A team of researchers at Princeton University has been involved in experiments bordering on the occult since 1979.

 

The team for Princeton Engineering Anomalies Research program is attempting to measure the effect of human consciousness on the machines we operate, drive and fly.

 

The project, supported mostly by private funding from people like James S. McDonnell (founder of what was McDonnell Douglas), Laurance Rockefeller and John Fetzer, utilizes random event generators to determine how much of an impact stress or personal emotions have on the machines we are operating.

 

The research is designed to determine whether stress for fighter pilots or drivers in heavy traffic can affect the way sensitive electrical systems that operate the machines behave.

 

The research is something like trying to determine what kind of energy is needed to make telekinesis work. Never mind determining if there is even such a thing as telekinesis. That Uri Geller appears to be able to bend spoons with his mind may or may not be an illusion.

 

What is peculiar is that this research has been going on for 26 years without any measurable result. After several million trials the researchers have reportedly detecting small but “statistically significant” signs that minds “may be able to interact with machines.”

 

The irony is that the program, led by Princeton professor emeritus Robert Jahn, former dean of the university’s engineering school, continues after so many years and without more data than has been collected.

 

The so-called random event generator is a type of computer that spews out volumes of data. It was designed by an undergraduate student working on a doctoral thesis in physics. Jahn said he got intrigued by the idea of using the device to measure the effect of minds on machines and opened the lab. Thus he has apparently dedicated the rest of his life to a study that seems to be leading nowhere.

 

It might have saved Princeton, Jahn and everybody else a lot of time and money if they had contacted Psychic Aaron C. Donahue and just asked the question.

 

Donahue says the concept of mind over matter is unnatural. While many psychics like Geller have professed to be able to move furniture and bend spoons with mere thought, Donahue says it is mostly illusion.

 

He says there are instances where humans can make hanging lights and other objects move by thought. But he says nature does not waste energy. A man was not designed by nature to unscrew a light bulb with his mind when he can do it easily with his fingers.
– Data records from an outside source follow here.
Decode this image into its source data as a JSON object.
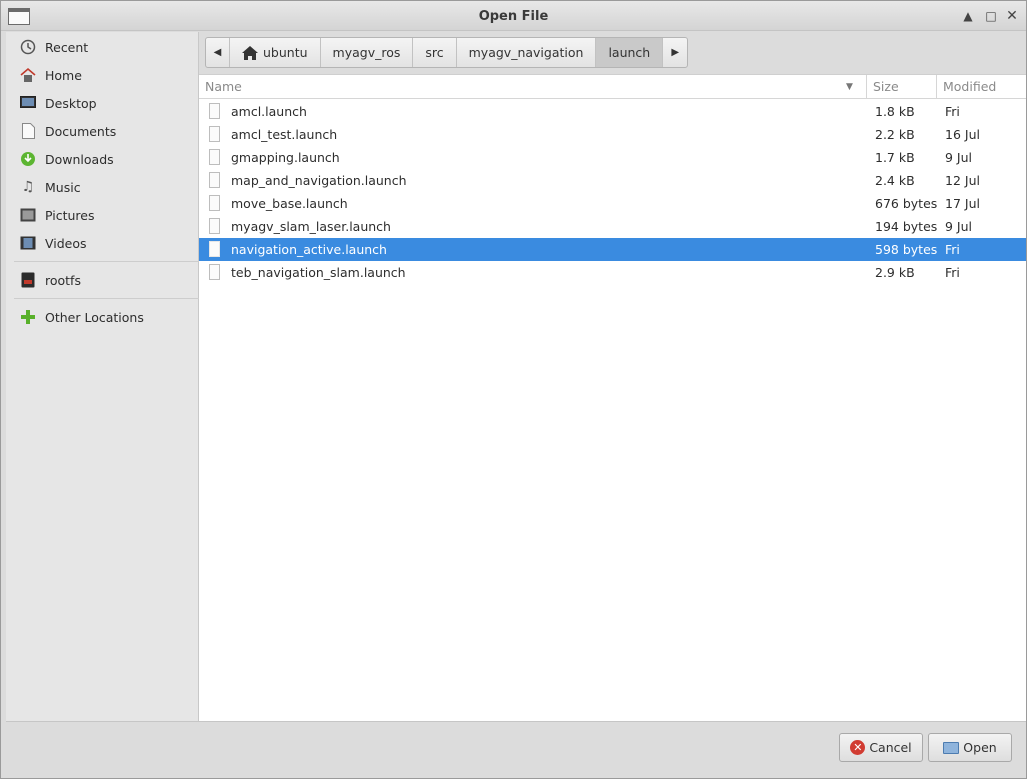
{
  "window": {
    "title": "Open File"
  },
  "sidebar": {
    "items": [
      {
        "label": "Recent",
        "icon": "clock-icon"
      },
      {
        "label": "Home",
        "icon": "home-icon"
      },
      {
        "label": "Desktop",
        "icon": "desktop-icon"
      },
      {
        "label": "Documents",
        "icon": "document-icon"
      },
      {
        "label": "Downloads",
        "icon": "download-icon"
      },
      {
        "label": "Music",
        "icon": "music-icon"
      },
      {
        "label": "Pictures",
        "icon": "pictures-icon"
      },
      {
        "label": "Videos",
        "icon": "video-icon"
      },
      {
        "label": "rootfs",
        "icon": "drive-icon"
      },
      {
        "label": "Other Locations",
        "icon": "plus-icon"
      }
    ]
  },
  "pathbar": {
    "crumbs": [
      "ubuntu",
      "myagv_ros",
      "src",
      "myagv_navigation",
      "launch"
    ],
    "active": "launch"
  },
  "columns": {
    "name": "Name",
    "size": "Size",
    "modified": "Modified"
  },
  "files": [
    {
      "name": "amcl.launch",
      "size": "1.8 kB",
      "modified": "Fri"
    },
    {
      "name": "amcl_test.launch",
      "size": "2.2 kB",
      "modified": "16 Jul"
    },
    {
      "name": "gmapping.launch",
      "size": "1.7 kB",
      "modified": "9 Jul"
    },
    {
      "name": "map_and_navigation.launch",
      "size": "2.4 kB",
      "modified": "12 Jul"
    },
    {
      "name": "move_base.launch",
      "size": "676 bytes",
      "modified": "17 Jul"
    },
    {
      "name": "myagv_slam_laser.launch",
      "size": "194 bytes",
      "modified": "9 Jul"
    },
    {
      "name": "navigation_active.launch",
      "size": "598 bytes",
      "modified": "Fri",
      "selected": true
    },
    {
      "name": "teb_navigation_slam.launch",
      "size": "2.9 kB",
      "modified": "Fri"
    }
  ],
  "footer": {
    "cancel_label": "Cancel",
    "open_label": "Open"
  },
  "colors": {
    "selection": "#3a8be0",
    "cancel_icon": "#d13c32",
    "downloads_icon": "#5cb531",
    "add_icon": "#58b02a"
  }
}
Humans were designed to evolve to a point where we can communicate telepathically with one another and with other creatures.

 

So much for the pilot involved in a fast-moving dogfight in the sky. While under great stress, his mind is having very little, if any, effect on the instruments he is using while flying the aircraft and trying to kill the enemy before the enemy kills him.

 

In personal experiments at making things move, my wife and I found that it took several minutes of strong mental concentration to make a hanging light swing over our heads. The pilot, or the vehicle operator involved in a sudden crisis situation, probably would not have time to mentally impact the machine in the mere seconds that decisions are made.